To further determine the facet effect, the adsorption and photoinduced behavior of N719 was also systemically studied on TiO2(111) and TiO2(110) with in situ SHINERS. In Fig. 4a, the time-dependent Raman spectra of N719 at the TiO2(110) surface are similar to those at the TiO2(001) surface (Fig. 3a), with N719 Raman intensities decreasing with increasing illumination times; however the trend is less pronounced. Meanwhile, the Raman peak shift of the SCN group around 2143 cm−1 is also small (∼6 cm−1). In contrast, in Fig. 4b, the N719 Raman peak intensities gradually increase with time; meanwhile the rutile TiO2(111) peaks around 236 cm−1, 446 cm−1 and 610 cm−1 significantly weaken. The resulting decrease in the HOMO–LUMO gap in the adsorption complex produces a species that is more strongly Raman resonant with the 638 nm laser, resulting in the observed higher peak intensities.[21] In addition, The SCN peak is more stable on the TiO2(111) surface during the photoinduced reaction processes and does not shift with time. Furthermore, comparing the mass spectra between surfaces, less of the [RuII(H2dcbpy)2(NCS)(CN)] photoinduced degradation product is produced on TiO2(111) than on the TiO2(001) and TiO2(110) surfaces (Fig. S9†), indicating that N719 adsorption is more stable on TiO2(111). Interestingly, the SCN complex has different Raman peak shifts in the order TiO2(111) (0 cm−1) < TiO2(110) (6 cm−1) < TiO2(001) (10 cm−1), which correlates well with the photoinduced stability of the SCN group on three rutile TiO2(hkl) surfaces, and the DFT simulated thermodynamic stability of the SC functional group. Thus, the important effect of TiO2 structural on N719 molecules adsorbed on three different rutile TiO2(hkl) surfaces was elucidated.

Fig. 4

(a) SHINER Spectra of N719 adsorbed on a rutile TiO2(110) surface with 405 nm laser illumination. The right shows the DFT simulated optimized structures of the Ph–NCS group (top) and S atom (below) adsorbed on rutile TiO2(110). (b) SHINER Spectra of N719 molecules adsorbed on a rutile TiO2(111) surface with 405 nm laser illumination. Spectra were collected every 4 minutes. The right shows the DFT simulated optimized structures of the Ph–NCS group (top) and S atom (below) on rutile TiO2(111).
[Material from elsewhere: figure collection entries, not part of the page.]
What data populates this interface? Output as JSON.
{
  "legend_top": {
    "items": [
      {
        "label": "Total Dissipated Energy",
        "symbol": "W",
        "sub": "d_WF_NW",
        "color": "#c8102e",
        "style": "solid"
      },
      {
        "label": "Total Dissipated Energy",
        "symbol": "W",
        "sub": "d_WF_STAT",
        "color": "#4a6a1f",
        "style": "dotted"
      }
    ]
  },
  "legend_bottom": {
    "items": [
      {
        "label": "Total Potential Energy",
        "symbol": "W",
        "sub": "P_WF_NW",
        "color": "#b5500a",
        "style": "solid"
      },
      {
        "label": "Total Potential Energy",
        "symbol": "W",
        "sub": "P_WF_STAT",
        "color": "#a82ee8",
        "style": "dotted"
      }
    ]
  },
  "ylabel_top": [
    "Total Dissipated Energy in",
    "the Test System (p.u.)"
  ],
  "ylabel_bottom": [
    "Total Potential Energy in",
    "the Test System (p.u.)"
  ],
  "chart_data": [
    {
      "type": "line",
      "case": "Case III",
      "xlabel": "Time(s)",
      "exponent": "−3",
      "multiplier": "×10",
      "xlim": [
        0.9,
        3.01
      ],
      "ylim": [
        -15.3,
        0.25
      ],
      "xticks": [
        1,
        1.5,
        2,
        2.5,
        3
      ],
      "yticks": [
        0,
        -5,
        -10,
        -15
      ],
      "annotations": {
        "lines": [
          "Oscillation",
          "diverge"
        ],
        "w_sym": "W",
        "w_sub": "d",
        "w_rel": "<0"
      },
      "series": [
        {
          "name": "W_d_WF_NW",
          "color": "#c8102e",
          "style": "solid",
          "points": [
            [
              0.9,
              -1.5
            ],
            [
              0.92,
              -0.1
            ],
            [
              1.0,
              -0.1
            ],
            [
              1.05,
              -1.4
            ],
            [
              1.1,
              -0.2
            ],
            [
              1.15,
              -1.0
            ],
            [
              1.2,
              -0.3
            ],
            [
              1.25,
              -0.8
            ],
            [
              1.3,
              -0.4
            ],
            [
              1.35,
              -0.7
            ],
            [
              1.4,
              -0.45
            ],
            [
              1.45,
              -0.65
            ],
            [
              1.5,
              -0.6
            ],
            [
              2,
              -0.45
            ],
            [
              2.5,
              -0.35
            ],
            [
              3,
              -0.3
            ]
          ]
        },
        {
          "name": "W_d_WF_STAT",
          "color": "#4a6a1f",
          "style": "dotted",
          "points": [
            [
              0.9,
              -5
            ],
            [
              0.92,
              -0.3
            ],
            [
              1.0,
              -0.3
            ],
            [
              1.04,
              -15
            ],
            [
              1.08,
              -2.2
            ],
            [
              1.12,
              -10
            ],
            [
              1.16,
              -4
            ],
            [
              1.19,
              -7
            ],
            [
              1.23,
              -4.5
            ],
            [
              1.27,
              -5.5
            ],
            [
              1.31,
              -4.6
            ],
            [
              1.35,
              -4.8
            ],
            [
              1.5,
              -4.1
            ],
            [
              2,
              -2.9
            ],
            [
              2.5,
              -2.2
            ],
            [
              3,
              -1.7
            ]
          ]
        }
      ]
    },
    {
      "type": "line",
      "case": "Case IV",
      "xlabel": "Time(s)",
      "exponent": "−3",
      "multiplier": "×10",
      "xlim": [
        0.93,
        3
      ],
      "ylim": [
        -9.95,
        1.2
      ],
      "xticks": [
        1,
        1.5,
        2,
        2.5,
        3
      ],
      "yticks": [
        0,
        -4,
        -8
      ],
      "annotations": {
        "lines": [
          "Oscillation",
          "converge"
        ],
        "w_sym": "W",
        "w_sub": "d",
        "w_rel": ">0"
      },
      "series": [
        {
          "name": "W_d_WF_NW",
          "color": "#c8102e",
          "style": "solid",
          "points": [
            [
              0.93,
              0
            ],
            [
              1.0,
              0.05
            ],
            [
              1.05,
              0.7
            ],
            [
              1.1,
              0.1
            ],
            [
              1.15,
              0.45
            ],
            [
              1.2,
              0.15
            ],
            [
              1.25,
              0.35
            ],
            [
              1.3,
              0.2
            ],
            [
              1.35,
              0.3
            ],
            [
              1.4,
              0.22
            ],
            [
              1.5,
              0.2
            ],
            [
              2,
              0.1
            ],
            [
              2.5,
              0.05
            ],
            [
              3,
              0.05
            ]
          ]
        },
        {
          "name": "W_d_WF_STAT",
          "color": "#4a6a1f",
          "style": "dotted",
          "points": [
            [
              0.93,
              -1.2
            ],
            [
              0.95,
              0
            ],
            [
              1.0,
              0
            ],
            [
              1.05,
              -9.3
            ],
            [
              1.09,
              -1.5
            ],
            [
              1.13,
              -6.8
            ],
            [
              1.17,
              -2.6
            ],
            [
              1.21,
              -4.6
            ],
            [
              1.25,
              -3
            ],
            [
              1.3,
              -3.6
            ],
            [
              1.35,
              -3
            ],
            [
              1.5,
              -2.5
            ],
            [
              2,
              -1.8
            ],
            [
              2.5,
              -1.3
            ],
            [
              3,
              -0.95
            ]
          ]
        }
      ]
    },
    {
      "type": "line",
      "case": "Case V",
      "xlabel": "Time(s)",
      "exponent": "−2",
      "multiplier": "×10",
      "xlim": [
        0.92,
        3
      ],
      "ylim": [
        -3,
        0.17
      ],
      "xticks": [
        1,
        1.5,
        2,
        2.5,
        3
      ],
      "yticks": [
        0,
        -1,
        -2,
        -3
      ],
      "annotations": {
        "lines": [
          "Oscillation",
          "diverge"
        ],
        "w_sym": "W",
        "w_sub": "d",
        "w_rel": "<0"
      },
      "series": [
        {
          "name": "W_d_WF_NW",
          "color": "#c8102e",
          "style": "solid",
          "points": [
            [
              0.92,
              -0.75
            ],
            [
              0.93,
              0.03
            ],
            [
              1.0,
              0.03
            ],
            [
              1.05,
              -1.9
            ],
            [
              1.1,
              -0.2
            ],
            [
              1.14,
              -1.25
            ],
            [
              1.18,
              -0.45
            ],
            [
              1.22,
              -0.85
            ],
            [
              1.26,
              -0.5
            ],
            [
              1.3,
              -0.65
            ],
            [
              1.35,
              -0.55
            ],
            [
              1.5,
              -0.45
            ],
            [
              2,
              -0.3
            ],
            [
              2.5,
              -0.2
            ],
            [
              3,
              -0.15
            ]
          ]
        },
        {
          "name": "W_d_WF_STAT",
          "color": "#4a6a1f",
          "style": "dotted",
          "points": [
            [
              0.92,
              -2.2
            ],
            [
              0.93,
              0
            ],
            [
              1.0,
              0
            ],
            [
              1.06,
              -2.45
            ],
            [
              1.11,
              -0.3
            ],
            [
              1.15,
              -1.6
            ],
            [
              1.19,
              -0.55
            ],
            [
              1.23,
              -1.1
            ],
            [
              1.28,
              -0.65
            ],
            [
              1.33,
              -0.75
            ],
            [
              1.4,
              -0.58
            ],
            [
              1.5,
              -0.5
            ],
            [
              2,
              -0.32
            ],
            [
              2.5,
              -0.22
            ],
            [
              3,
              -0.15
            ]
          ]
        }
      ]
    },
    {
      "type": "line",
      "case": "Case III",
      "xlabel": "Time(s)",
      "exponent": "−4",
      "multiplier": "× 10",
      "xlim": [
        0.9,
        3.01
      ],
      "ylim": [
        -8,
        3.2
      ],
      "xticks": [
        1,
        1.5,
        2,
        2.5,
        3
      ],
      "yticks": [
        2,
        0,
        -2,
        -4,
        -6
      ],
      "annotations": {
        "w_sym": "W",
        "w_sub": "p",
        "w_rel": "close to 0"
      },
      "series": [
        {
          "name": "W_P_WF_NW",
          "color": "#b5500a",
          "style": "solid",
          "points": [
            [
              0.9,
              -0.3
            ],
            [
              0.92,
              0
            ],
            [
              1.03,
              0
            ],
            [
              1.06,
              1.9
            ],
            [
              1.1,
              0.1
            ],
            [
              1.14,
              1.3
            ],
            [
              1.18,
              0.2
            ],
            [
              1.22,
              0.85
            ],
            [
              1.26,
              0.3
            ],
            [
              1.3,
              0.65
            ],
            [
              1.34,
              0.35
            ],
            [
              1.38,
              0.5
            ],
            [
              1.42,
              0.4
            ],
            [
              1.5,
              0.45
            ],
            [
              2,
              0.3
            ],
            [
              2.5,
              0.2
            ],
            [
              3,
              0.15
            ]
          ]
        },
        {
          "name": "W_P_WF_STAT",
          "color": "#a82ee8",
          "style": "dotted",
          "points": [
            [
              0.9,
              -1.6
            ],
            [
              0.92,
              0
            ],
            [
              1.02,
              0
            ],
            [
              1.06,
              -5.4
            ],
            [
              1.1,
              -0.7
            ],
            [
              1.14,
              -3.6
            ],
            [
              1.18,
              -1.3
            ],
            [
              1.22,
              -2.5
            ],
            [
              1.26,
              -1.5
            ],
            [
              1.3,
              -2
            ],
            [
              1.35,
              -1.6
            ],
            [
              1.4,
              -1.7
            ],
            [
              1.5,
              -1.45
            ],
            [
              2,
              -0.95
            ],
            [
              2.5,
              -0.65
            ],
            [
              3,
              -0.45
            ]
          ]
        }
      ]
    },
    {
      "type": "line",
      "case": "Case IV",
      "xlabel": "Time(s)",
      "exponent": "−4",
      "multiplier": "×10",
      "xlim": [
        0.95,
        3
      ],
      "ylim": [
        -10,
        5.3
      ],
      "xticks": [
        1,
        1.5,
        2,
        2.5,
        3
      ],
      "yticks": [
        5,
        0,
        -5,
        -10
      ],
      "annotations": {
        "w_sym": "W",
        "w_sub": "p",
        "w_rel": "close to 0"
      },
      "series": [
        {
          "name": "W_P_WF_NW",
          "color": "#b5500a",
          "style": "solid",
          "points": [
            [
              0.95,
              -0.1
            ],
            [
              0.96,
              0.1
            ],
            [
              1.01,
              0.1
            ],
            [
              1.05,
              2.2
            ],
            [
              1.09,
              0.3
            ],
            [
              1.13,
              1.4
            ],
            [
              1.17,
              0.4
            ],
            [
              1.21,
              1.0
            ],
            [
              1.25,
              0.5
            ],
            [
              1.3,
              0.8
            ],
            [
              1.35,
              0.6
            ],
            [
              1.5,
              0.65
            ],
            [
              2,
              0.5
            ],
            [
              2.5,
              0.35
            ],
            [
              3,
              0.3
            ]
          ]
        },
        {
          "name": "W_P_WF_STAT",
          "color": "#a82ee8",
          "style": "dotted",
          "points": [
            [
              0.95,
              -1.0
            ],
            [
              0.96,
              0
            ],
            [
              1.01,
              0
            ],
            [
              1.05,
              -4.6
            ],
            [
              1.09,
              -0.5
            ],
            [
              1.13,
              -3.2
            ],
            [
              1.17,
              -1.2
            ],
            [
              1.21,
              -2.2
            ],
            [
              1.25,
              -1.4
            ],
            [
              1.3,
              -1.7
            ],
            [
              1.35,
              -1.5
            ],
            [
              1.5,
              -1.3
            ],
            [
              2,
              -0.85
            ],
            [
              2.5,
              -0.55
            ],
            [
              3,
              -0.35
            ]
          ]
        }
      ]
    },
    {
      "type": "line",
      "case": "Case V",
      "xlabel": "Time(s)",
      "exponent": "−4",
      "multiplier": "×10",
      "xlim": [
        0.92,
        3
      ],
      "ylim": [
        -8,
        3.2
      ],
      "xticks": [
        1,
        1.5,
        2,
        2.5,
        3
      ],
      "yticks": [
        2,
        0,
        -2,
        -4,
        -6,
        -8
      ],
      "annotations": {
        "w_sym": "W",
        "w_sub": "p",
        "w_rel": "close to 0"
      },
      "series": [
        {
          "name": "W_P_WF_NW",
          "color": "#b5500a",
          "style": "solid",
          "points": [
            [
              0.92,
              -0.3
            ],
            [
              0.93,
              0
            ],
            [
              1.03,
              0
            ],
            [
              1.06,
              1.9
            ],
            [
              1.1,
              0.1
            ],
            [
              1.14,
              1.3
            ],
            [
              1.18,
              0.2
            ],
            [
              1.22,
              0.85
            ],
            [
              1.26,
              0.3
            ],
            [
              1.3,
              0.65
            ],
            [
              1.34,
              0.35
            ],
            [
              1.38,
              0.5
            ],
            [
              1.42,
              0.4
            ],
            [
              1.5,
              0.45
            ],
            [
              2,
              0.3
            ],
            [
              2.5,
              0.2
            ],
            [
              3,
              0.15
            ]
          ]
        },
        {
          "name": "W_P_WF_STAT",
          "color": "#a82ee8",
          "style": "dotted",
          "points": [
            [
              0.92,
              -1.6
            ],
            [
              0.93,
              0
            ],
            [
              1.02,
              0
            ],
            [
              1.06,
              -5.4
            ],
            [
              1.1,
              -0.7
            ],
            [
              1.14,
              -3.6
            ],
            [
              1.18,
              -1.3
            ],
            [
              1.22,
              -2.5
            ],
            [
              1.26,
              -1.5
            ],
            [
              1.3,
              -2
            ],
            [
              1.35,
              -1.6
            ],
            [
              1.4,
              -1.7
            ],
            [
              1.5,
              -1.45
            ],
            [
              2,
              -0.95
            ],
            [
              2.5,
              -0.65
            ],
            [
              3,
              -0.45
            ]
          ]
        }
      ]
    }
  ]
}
In summary, using in situ SHINERS and DFT simulations, SCN was found to be the main adsorption group of the N719 dye molecule at different rutile TiO2(hkl) surfaces and to play a determining role in its stability under 405 nm laser illumination. Importantly, different rutile TiO2(hkl) surfaces were also shown to have obvious facet effects on N719 molecular adsorption and photoinduced behavior. Under illumination, the photoinduced process caused the N719 molecules to desorb from TiO2(110) and TiO2(001) surfaces. Desorption was shown to occur via bond cleavage of the SC bond using mass spectrometry. In addition, DFT simulations showed the TiO2(001) surface to have the highest reaction activity for catalyzing SC double bond cleavage, while the TiO2(111) surface had the lowest reaction activity and was the most stable single crystal surface for adsorbed N719 molecules. These results indicate that N719 molecules will have long-term stability adsorbed on TiO2(111), providing important guidance for the design of practical DSSCs. Our research has elucidated the mechanism of DSSC interfacial reaction and demonstrates the universality of this approach to study the photoinduced reaction on semiconductor single crystal surfaces.

Conflicts of interest

The authors declare no conflict of interest.